1.  **A/B Testing of Segment-Specific Strategies:**
    * **Action:** Design and execute A/B tests for the marketing messages, offers, and channel strategies tailored for each identified segment ("Affluent Achievers," "Family-Focused Navigators," "Young & Thrifty Explorers").
    * **Benefit:** Quantitatively measure the effectiveness of these targeted approaches in terms of conversion rates, average order value, and ROI.

2.  **Developing a Predictive Segmentation Model:**
    * **Action:** Train a classification model (e.g., Logistic Regression, Decision Tree, Random Forest, Gradient Boosting) using the cluster labels as the target variable and the original customer features (before scaling for K-Means) as predictors.
    * **Benefit:** This would allow the company to automatically assign new customers to one of these segments as they onboard, enabling immediate personalization.

3.  **Deeper Investigation of Segment 2 ("Young & Thrifty Explorers"):**
    * **Action:** Given its small size and unique characteristics (especially 100% "Basic" education and high deal sensitivity), conduct qualitative research (e.g., surveys, short interviews if possible) with a sample from this segment to better understand their motivations, needs, and specific pain points.
    * **Benefit:** Validate the persona and determine if this segment warrants dedicated (but low-cost) strategies or if its members might be better served through broader discount policies.

4.  **Exploring Alternative Clustering Algorithms:**
    * **Action:** Experiment with other clustering techniques, such as Hierarchical Clustering (to explore different numbers of clusters and dendrogram structures), DBSCAN (which can find arbitrarily shaped clusters and identify noise/outliers), or Gaussian Mixture Models (which are probabilistic).
    * **Benefit:** See if alternative algorithms yield different, potentially more nuanced, or more robust segmentations.

5.  **Incorporating Additional Data Sources:**
    * **Action:** If feasible, integrate richer data sources into the analysis, such as:
        * Detailed transaction data (specific products purchased, basket size, purchase frequency per product category).
        * Website clickstream data (pages visited, time spent, paths taken).
        * Customer service interaction logs.
        * Social media data (if ethically sourced and relevant).
    * **Benefit:** Create even more detailed and behaviorally rich customer profiles.

6.  **Operationalizing and Monitoring Segments:**
    * **Action:** Implement a system to tag customers with their segment label in the company's CRM or marketing automation platform.
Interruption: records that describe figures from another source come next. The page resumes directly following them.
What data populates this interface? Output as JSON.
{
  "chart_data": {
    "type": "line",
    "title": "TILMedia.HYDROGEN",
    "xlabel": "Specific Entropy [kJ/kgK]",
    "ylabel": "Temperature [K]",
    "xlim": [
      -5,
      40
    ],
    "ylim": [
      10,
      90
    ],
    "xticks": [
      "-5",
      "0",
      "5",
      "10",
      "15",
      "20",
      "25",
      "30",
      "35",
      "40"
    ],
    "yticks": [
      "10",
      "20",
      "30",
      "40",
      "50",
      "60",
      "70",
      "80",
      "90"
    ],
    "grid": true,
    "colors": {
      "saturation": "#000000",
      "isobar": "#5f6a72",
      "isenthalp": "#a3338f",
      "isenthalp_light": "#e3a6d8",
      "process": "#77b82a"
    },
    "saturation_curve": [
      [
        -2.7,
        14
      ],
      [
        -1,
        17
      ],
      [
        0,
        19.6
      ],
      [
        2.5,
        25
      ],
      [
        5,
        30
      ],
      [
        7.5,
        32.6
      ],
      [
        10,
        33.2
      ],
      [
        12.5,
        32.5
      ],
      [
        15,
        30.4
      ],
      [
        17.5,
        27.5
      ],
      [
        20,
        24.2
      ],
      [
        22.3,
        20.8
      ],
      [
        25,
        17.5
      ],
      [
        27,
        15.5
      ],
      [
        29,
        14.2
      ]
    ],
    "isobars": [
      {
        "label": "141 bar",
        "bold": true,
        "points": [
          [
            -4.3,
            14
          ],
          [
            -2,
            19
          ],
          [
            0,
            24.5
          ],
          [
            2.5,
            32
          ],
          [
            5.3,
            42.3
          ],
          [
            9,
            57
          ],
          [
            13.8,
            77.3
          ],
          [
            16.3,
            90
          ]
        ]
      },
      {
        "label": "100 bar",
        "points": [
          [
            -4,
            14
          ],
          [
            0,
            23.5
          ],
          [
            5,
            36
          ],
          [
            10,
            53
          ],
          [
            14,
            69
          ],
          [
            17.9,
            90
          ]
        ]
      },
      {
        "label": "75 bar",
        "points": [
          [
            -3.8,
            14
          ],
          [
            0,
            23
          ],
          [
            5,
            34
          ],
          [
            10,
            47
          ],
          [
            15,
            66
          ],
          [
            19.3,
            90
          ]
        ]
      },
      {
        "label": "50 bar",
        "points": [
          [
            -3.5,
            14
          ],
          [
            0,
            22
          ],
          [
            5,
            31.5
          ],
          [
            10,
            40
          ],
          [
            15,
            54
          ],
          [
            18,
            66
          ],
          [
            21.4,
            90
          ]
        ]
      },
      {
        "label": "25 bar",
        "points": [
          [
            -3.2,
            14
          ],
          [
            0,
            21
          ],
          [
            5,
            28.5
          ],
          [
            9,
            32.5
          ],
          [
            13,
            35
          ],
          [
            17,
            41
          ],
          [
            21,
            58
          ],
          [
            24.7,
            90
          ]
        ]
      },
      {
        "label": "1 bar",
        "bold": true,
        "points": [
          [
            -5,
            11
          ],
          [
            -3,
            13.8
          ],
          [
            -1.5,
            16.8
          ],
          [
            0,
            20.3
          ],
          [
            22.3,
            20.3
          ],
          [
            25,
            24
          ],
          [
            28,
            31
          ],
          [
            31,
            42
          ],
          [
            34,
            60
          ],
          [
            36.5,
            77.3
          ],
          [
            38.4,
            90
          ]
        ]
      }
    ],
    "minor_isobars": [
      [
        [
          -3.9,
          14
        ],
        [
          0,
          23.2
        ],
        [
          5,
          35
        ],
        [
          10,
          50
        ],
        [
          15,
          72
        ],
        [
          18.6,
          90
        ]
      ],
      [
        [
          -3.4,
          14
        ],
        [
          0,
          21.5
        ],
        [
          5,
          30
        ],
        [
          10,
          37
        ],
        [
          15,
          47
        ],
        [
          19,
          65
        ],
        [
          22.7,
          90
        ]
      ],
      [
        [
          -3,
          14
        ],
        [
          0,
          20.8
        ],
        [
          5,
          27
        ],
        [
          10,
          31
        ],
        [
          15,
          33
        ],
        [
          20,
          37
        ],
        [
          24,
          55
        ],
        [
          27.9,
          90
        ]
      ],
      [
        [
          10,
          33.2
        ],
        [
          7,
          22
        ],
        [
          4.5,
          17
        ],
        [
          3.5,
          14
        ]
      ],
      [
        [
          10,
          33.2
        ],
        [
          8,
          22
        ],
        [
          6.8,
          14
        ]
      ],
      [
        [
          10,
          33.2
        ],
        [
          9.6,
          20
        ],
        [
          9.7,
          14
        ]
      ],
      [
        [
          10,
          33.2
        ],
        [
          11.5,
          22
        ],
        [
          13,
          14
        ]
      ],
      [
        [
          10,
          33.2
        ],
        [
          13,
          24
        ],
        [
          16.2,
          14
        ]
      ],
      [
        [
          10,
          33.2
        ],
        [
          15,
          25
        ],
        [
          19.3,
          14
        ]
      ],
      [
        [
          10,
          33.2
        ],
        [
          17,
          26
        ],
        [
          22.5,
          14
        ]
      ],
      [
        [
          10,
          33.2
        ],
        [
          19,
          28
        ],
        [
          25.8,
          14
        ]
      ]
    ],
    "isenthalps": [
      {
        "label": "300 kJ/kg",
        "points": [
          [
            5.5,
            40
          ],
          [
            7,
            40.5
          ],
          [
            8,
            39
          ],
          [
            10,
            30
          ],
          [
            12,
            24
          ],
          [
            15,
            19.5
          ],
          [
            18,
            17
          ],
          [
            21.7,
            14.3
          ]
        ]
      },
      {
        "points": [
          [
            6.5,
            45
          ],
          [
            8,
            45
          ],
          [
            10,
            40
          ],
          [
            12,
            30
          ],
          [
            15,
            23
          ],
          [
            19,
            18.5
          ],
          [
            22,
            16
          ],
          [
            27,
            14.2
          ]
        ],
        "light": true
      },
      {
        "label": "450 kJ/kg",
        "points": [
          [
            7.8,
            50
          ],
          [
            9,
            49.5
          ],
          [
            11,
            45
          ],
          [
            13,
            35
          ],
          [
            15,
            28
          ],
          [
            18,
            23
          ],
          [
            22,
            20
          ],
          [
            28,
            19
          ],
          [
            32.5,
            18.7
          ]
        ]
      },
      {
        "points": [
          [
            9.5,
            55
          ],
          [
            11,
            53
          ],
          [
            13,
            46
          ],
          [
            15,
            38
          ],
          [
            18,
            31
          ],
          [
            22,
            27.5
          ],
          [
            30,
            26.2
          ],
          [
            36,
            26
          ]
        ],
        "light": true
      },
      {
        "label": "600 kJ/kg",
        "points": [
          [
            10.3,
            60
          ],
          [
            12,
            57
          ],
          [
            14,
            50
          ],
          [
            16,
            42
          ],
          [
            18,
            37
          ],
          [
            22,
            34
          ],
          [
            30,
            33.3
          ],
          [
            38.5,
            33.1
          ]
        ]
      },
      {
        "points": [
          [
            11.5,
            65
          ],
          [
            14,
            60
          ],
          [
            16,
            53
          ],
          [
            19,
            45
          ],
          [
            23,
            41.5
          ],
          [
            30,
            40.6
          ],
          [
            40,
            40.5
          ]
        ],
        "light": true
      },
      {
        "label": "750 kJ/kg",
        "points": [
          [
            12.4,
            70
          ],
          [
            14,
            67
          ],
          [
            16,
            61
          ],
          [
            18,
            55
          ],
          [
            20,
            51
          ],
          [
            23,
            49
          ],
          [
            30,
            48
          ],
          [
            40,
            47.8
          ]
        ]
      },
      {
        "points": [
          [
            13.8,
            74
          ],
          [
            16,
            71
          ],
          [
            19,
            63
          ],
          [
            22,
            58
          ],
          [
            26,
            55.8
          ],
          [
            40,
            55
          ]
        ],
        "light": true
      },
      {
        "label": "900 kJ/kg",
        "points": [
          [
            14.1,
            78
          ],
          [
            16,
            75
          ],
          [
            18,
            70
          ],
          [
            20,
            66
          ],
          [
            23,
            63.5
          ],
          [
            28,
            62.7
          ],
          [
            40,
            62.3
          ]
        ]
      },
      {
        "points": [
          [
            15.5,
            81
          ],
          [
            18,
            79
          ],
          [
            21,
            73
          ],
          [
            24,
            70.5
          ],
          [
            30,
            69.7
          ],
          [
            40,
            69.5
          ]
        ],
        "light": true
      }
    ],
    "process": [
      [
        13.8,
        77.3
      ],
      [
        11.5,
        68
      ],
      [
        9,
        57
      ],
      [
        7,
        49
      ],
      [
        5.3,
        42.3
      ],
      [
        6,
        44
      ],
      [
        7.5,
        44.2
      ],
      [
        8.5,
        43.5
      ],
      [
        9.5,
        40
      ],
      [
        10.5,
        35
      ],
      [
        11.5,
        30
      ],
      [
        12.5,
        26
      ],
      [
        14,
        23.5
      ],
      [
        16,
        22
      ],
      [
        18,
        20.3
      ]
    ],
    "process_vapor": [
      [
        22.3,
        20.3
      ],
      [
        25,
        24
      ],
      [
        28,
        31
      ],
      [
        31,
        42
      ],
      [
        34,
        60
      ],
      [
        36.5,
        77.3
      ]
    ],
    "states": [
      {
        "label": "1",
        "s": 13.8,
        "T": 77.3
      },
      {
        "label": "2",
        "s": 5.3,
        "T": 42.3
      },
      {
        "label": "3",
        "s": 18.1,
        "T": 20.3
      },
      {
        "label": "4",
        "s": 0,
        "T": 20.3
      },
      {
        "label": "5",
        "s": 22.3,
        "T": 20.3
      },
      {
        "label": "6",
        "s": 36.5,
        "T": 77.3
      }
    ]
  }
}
Establish KPIs to monitor the size, spending patterns, and engagement of each segment over time.
    * **Benefit:** Enables ongoing targeted marketing and allows for tracking segment evolution and the effectiveness of strategies. Re-run the segmentation periodically (e.g., annually or semi-annually) to ensure its continued relevance.

7.  **Analyzing Customer Journey and Segment Migration:**
    * **Action:** Over time, track if and how customers move between segments.
    * **Benefit:** Understand drivers of segment migration and develop strategies to encourage movement towards more valuable segments or prevent churn from key segments.

By addressing these limitations and pursuing relevant future work, the company can continuously refine its understanding of its customers and enhance its ability to engage with them effectively.